Ariel Fernando Galvis

Nadando en el mismo charco

Por Ariel Fernando Galvis - 25 de Agosto 2025


Investigaciones, hallazgos, irregularidades, procesos, sanciones, compra de votos, narcotráfico, corrupción, relaciones indebidas… Son un común denominador cuando leemos noticias sobre nuestra clase dirigente. Cada vez que abrimos un periódico aparece un escándalo nuevo. Y no es un tema de izquierdas o de derechas; es un asunto de la clase de personajes que hemos puesto allí, en el poder.

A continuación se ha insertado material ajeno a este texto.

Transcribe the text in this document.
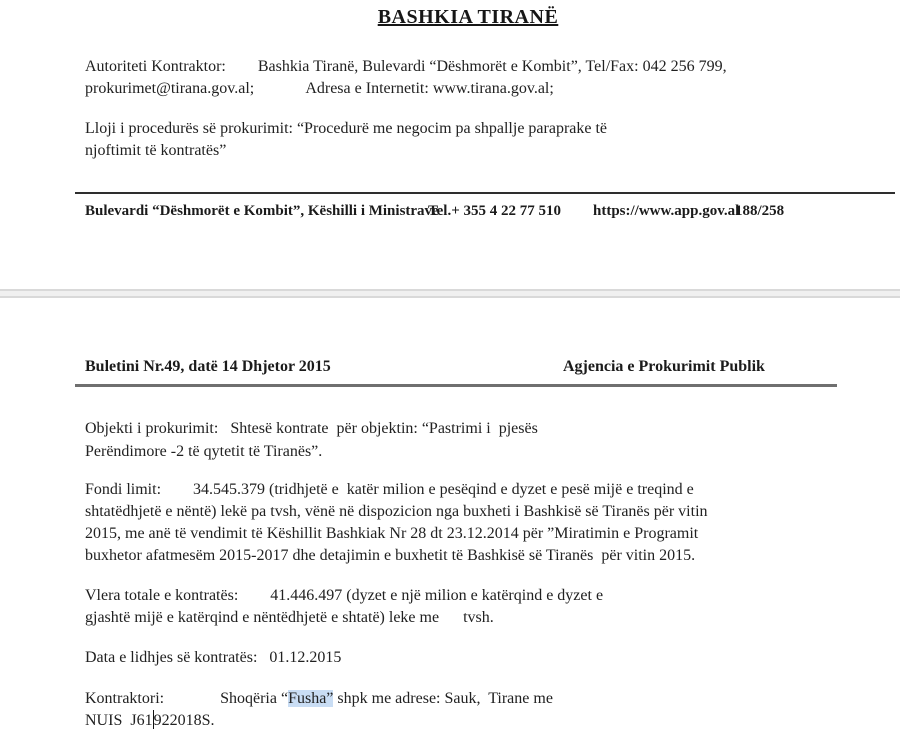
BASHKIA TIRANË
Autoriteti Kontraktor:        Bashkia Tiranë, Bulevardi “Dëshmorët e Kombit”, Tel/Fax: 042 256 799,
prokurimet@tirana.gov.al;             Adresa e Internetit: www.tirana.gov.al;
Lloji i procedurës së prokurimit: “Procedurë me negocim pa shpallje paraprake të
njoftimit të kontratës”
Bulevardi “Dëshmorët e Kombit”, Këshilli i Ministrave
Tel.+ 355 4 22 77 510 https://www.app.gov.al
188/258
Buletini Nr.49, datë 14 Dhjetor 2015	Agjencia e Prokurimit Publik
Objekti i prokurimit:   Shtesë kontrate  për objektin: “Pastrimi i  pjesës
Perëndimore -2 të qytetit të Tiranës”.
Fondi limit:        34.545.379 (tridhjetë e  katër milion e pesëqind e dyzet e pesë mijë e treqind e
shtatëdhjetë e nëntë) lekë pa tvsh, vënë në dispozicion nga buxheti i Bashkisë së Tiranës për vitin
2015, me anë të vendimit të Këshillit Bashkiak Nr 28 dt 23.12.2014 për ”Miratimin e Programit
buxhetor afatmesëm 2015-2017 dhe detajimin e buxhetit të Bashkisë së Tiranës  për vitin 2015.
Vlera totale e kontratës:        41.446.497 (dyzet e një milion e katërqind e dyzet e
gjashtë mijë e katërqind e nëntëdhjetë e shtatë) leke me      tvsh.
Data e lidhjes së kontratës:   01.12.2015
Kontraktori:              Shoqëria “Fusha” shpk me adrese: Sauk,  Tirane me
NUIS  J61922018S.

En los corrillos del país, cada vez que hablamos de política, salen a la luz historias de actuaciones inmorales de nuestros dirigentes, desde el concejal hasta el presidente. Historias de cómo llegaron a la posición que hoy ostentan, de qué se robaron, de quién los apadrina en la sombra, o de que en realidad el que manda es otro. Y nos hemos acostumbrado a esto. Pareciera que aceptamos o nos resignamos a que nuestros gobernantes estén salpicados por vínculos con corrupción, narcotráfico o negocios oscuros. Y no me refiero solo a investigaciones en curso o casos documentados. No. Me refiero a la sospecha que flota en el aire, conocida entre los vecinos, comentada en los cafés y aceptada por nosotros como si no tuviera importancia.

¿Cuándo dejamos de exigir un mínimo de autoridad moral? ¿Cuándo dimos por sentado que quien aspira a gobernar puede arrastrar sombras y aun así caminar por la política sin que eso nos incomode? ¿En qué momento el decoro pasó a ser una molestia?

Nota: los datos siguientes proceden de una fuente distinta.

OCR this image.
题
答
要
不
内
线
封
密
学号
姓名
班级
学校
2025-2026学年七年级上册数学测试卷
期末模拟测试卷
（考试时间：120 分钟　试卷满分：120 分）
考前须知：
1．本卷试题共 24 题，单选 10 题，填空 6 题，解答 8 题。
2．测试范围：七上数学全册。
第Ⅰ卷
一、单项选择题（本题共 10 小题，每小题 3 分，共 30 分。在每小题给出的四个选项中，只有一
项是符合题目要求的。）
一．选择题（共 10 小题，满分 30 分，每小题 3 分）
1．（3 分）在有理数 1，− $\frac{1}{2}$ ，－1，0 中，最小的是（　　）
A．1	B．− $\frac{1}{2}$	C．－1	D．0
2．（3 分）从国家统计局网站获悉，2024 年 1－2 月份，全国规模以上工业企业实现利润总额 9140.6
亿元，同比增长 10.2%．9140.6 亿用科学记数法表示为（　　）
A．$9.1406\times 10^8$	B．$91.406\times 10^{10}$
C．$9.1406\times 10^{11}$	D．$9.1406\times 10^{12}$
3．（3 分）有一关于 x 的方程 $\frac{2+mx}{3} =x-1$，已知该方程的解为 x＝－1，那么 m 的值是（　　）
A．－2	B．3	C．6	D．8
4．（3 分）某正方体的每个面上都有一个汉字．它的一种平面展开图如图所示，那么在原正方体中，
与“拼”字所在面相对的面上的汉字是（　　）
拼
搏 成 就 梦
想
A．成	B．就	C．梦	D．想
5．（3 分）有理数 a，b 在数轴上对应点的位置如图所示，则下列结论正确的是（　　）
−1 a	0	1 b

Nos acostumbramos a ver cómo estos personajes burlan la justicia. Mueven sus influencias, presionan, compran y, en últimas, su ejército de abogados despliega toda clase de triquiñuelas para dilatar procesos, torcer decisiones judiciales o simplemente enterrarlas en el olvido. Mientras tanto, nosotros ni nos enteramos y si lo hacemos, solo podemos observar impotentes, resignarnos a que la ley es un obstáculo que se puede saltar si se tiene poder y dinero –“la justicia es para los de ruana”, dice un adagio popular–. Los medios de comunicación pasan la página y el pueblo olvida.

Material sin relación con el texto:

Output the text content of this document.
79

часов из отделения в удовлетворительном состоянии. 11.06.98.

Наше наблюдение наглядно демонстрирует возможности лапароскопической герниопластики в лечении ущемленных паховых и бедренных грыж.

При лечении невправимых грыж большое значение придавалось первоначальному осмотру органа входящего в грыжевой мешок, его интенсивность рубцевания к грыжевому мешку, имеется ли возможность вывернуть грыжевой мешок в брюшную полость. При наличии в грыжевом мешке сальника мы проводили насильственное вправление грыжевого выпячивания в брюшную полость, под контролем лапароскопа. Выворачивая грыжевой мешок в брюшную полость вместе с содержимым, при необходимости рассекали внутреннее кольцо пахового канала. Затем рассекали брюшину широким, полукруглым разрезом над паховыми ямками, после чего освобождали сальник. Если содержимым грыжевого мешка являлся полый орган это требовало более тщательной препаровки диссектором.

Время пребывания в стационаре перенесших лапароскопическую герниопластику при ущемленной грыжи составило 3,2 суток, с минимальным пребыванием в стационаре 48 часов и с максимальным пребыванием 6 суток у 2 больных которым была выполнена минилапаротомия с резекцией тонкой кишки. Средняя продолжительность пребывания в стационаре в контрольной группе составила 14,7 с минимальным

Este es un círculo vicioso: mientras sigamos votando por quienes llevan detrás denuncias, relaciones cuestionables o sospechas sin resolver, validamos ese modelo. Si no cambiamos la forma de elegir, si no apoyamos desde la base a personas transparentes, de buenos principios; si no exigimos verdad, sanciones, transparencia, estaremos aprobando que sigan gobernando con mascarilla. Nuestra manera de exigir un buen gobierno es a través del voto; castigando al corrupto en las urnas.

Así llegamos a la situación de hoy, al punto más crítico de la barbarie; un gobierno que más parece un circo, un desgobierno total, con personajes que se han posicionado políticamente gracias a nuestros votos y que hoy representan todo lo que es el mal ejemplo para una sociedad; drogadicción, nepotismo, clientelismo, incompetencia. Y sin embargo están allí, porque muchas veces los hemos apoyado. La culpa también es nuestra.

Hoy tenemos casi 80 aspirantes a la presidencia, muchos con gravámenes éticos, jurídicos o mediáticos, y aun así avanzan. No porque sean mejores, sino porque nosotros decidimos que bastaba con que no fueran peores. Y esa ambigüedad nos condena, porque los valores invertidos terminan enterrando la democracia.

¿Seguiremos nadando en el mismo charco, hundiéndonos en el lodo, o seremos capaces de elegir a alguien que represente los valores sociales que tanto extrañamos? Con seguridad hay entre los precandidatos personas dignas de apoyo. Pero hay que buscarlas bien, y elegir con conciencia.

Un buen gobierno no empieza en Palacio; empieza en cada voto consciente. Comienza cuando elegimos al edil o al concejal. Es desde ahí que debemos forjar una nueva clase política, una que se aleje del modelo corrupto que hoy nos tiene secuestrados. Un buen gobierno nace también en cada conversación en la finca, en cada cena familiar, en cada reflexión donde dejamos de preguntar “¿quién me conviene?” y empezamos a cuestionar “¿quién merece?”. Solo así construiremos una política donde el respeto, la integridad y el ejemplo vuelvan a importar.

Ahora bien, si no cambiamos la forma de elegir, seguiremos construyendo un país donde los corruptos —aunque no estén condenados— siempre tendrán asiento en la mesa del poder. Y así, el charco seguirá creciendo, mientras nos ahogamos en él sin darnos cuenta.